I started this blog almost ten years ago as a way of considering how to teach abroad. I remain childless, although I enjoy a wonderful partner, a woman of great depth and love. With her I am better. Love should be at the centre of my life, driving my ambitions, making me enjoy the mindful pausing, imbuing my most simple of actions with meaning. The passionate angst of past people was far from mindful.
I have taken a hard reset these few years, considering what I might want to do in my professional and personal life. The relationship between my personal and professional experience really needs renegotiating.
I term my professional life 'expectations', and anything I do in that as an obligation. That framing works to reallocate some of my emotional investment away from professional obligations and towards more emotionally nourishing ambitions, or at least less emotionally draining relationships at work.

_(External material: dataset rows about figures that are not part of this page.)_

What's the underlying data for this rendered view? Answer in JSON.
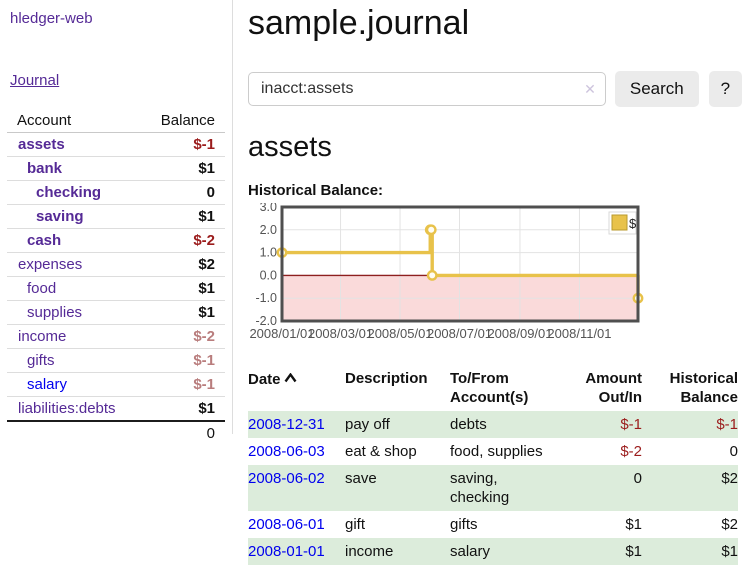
{
  "colors": {
    "link_purple": "#552a96",
    "link_blue": "#0000ee",
    "negative_strong": "#9b1c1c",
    "negative_muted": "#b97d7d",
    "row_shade_green": "#dcecdb",
    "button_bg": "#ebebeb",
    "chart_line_gold": "#e8c24a",
    "chart_negative_fill": "#fadada",
    "chart_zero_line": "#8e1f1f",
    "chart_frame": "#4f4f4f",
    "chart_grid": "#e3e3e3",
    "chart_tick_text": "#545454"
  },
  "sidebar": {
    "brand": "hledger-web",
    "journal_link": "Journal",
    "table": {
      "account_header": "Account",
      "balance_header": "Balance",
      "rows": [
        {
          "account": "assets",
          "depth": 1,
          "bold": true,
          "link": "purple",
          "balance": "$-1",
          "balance_class": "neg"
        },
        {
          "account": "bank",
          "depth": 2,
          "bold": true,
          "link": "purple",
          "balance": "$1",
          "balance_class": "pos"
        },
        {
          "account": "checking",
          "depth": 3,
          "bold": true,
          "link": "purple",
          "balance": "0",
          "balance_class": "pos"
        },
        {
          "account": "saving",
          "depth": 3,
          "bold": true,
          "link": "purple",
          "balance": "$1",
          "balance_class": "pos"
        },
        {
          "account": "cash",
          "depth": 2,
          "bold": true,
          "link": "purple",
          "balance": "$-2",
          "balance_class": "neg"
        },
        {
          "account": "expenses",
          "depth": 1,
          "bold": false,
          "link": "purple",
          "balance": "$2",
          "balance_class": "pos"
        },
        {
          "account": "food",
          "depth": 2,
          "bold": false,
          "link": "purple",
          "balance": "$1",
          "balance_class": "pos"
        },
        {
          "account": "supplies",
          "depth": 2,
          "bold": false,
          "link": "purple",
          "balance": "$1",
          "balance_class": "pos"
        },
        {
          "account": "income",
          "depth": 1,
          "bold": false,
          "link": "purple",
          "balance": "$-2",
          "balance_class": "negmuted"
        },
        {
          "account": "gifts",
          "depth": 2,
          "bold": false,
          "link": "purple",
          "balance": "$-1",
          "balance_class": "negmuted"
        },
        {
          "account": "salary",
          "depth": 2,
          "bold": false,
          "link": "blue",
          "balance": "$-1",
          "balance_class": "negmuted"
        },
        {
          "account": "liabilities:debts",
          "depth": 1,
          "bold": false,
          "link": "purple",
          "balance": "$1",
          "balance_class": "pos"
        }
      ],
      "total": "0"
    }
  },
  "main": {
    "title": "sample.journal",
    "search": {
      "value": "inacct:assets",
      "clear_glyph": "✕",
      "search_button": "Search",
      "help_button": "?"
    },
    "account_heading": "assets",
    "chart_title": "Historical Balance:",
    "register": {
      "headers": {
        "date": "Date",
        "description": "Description",
        "accounts": "To/From Account(s)",
        "amount": "Amount Out/In",
        "balance": "Historical Balance"
      },
      "rows": [
        {
          "date": "2008-12-31",
          "description": "pay off",
          "accounts": "debts",
          "amount": "$-1",
          "amount_neg": true,
          "balance": "$-1",
          "balance_neg": true,
          "shaded": true
        },
        {
          "date": "2008-06-03",
          "description": "eat & shop",
          "accounts": "food, supplies",
          "amount": "$-2",
          "amount_neg": true,
          "balance": "0",
          "balance_neg": false,
          "shaded": false
        },
        {
          "date": "2008-06-02",
          "description": "save",
          "accounts": "saving, checking",
          "amount": "0",
          "amount_neg": false,
          "balance": "$2",
          "balance_neg": false,
          "shaded": true
        },
        {
          "date": "2008-06-01",
          "description": "gift",
          "accounts": "gifts",
          "amount": "$1",
          "amount_neg": false,
          "balance": "$2",
          "balance_neg": false,
          "shaded": false
        },
        {
          "date": "2008-01-01",
          "description": "income",
          "accounts": "salary",
          "amount": "$1",
          "amount_neg": false,
          "balance": "$1",
          "balance_neg": false,
          "shaded": true
        }
      ]
    }
  },
  "chart_data": {
    "type": "line",
    "step": true,
    "title": "Historical Balance:",
    "ylim": [
      -2,
      3
    ],
    "yticks": [
      3,
      2,
      1,
      0,
      -1,
      -2
    ],
    "ytick_labels": [
      "3.0",
      "2.0",
      "1.0",
      "0.0",
      "-1.0",
      "-2.0"
    ],
    "xtick_labels": [
      "2008/01/01",
      "2008/03/01",
      "2008/05/01",
      "2008/07/01",
      "2008/09/01",
      "2008/11/01"
    ],
    "xtick_days": [
      0,
      60,
      121,
      182,
      244,
      305
    ],
    "xlim_days": [
      0,
      365
    ],
    "grid": true,
    "negative_region_shaded": true,
    "legend": {
      "label": "$",
      "position": "top-right"
    },
    "series": [
      {
        "name": "$",
        "points": [
          [
            "2008-01-01",
            1
          ],
          [
            "2008-06-01",
            2
          ],
          [
            "2008-06-02",
            2
          ],
          [
            "2008-06-03",
            0
          ],
          [
            "2008-12-31",
            -1
          ]
        ],
        "points_days": [
          [
            0,
            1
          ],
          [
            152,
            2
          ],
          [
            153,
            2
          ],
          [
            154,
            0
          ],
          [
            365,
            -1
          ]
        ]
      }
    ]
  }
}
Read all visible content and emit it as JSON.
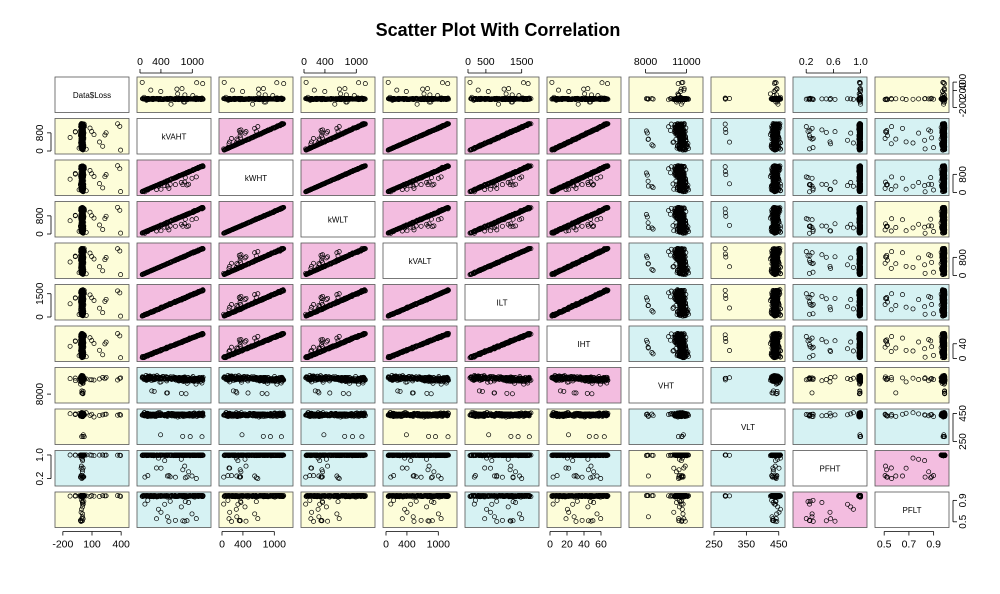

As part of this renegotiation between work and play, I also want to become more aware of unpalatable truths that exist, even if only for others. The rules of power as they might stand professionally are real for at least some colleagues. My purposefully naive approach to the industry of teaching and education, powered by the vocational beliefs I have forged, serves me only to nurtured limits before a dark forest. It leaves me vulnerable to the flanking exploitation of others, of limited colleagues who see themselves operating by a different moral code.
For days I have planned to consider my UBDs and a Literature book. Today I feel I might be able to begin that, mindfully pausing to do so.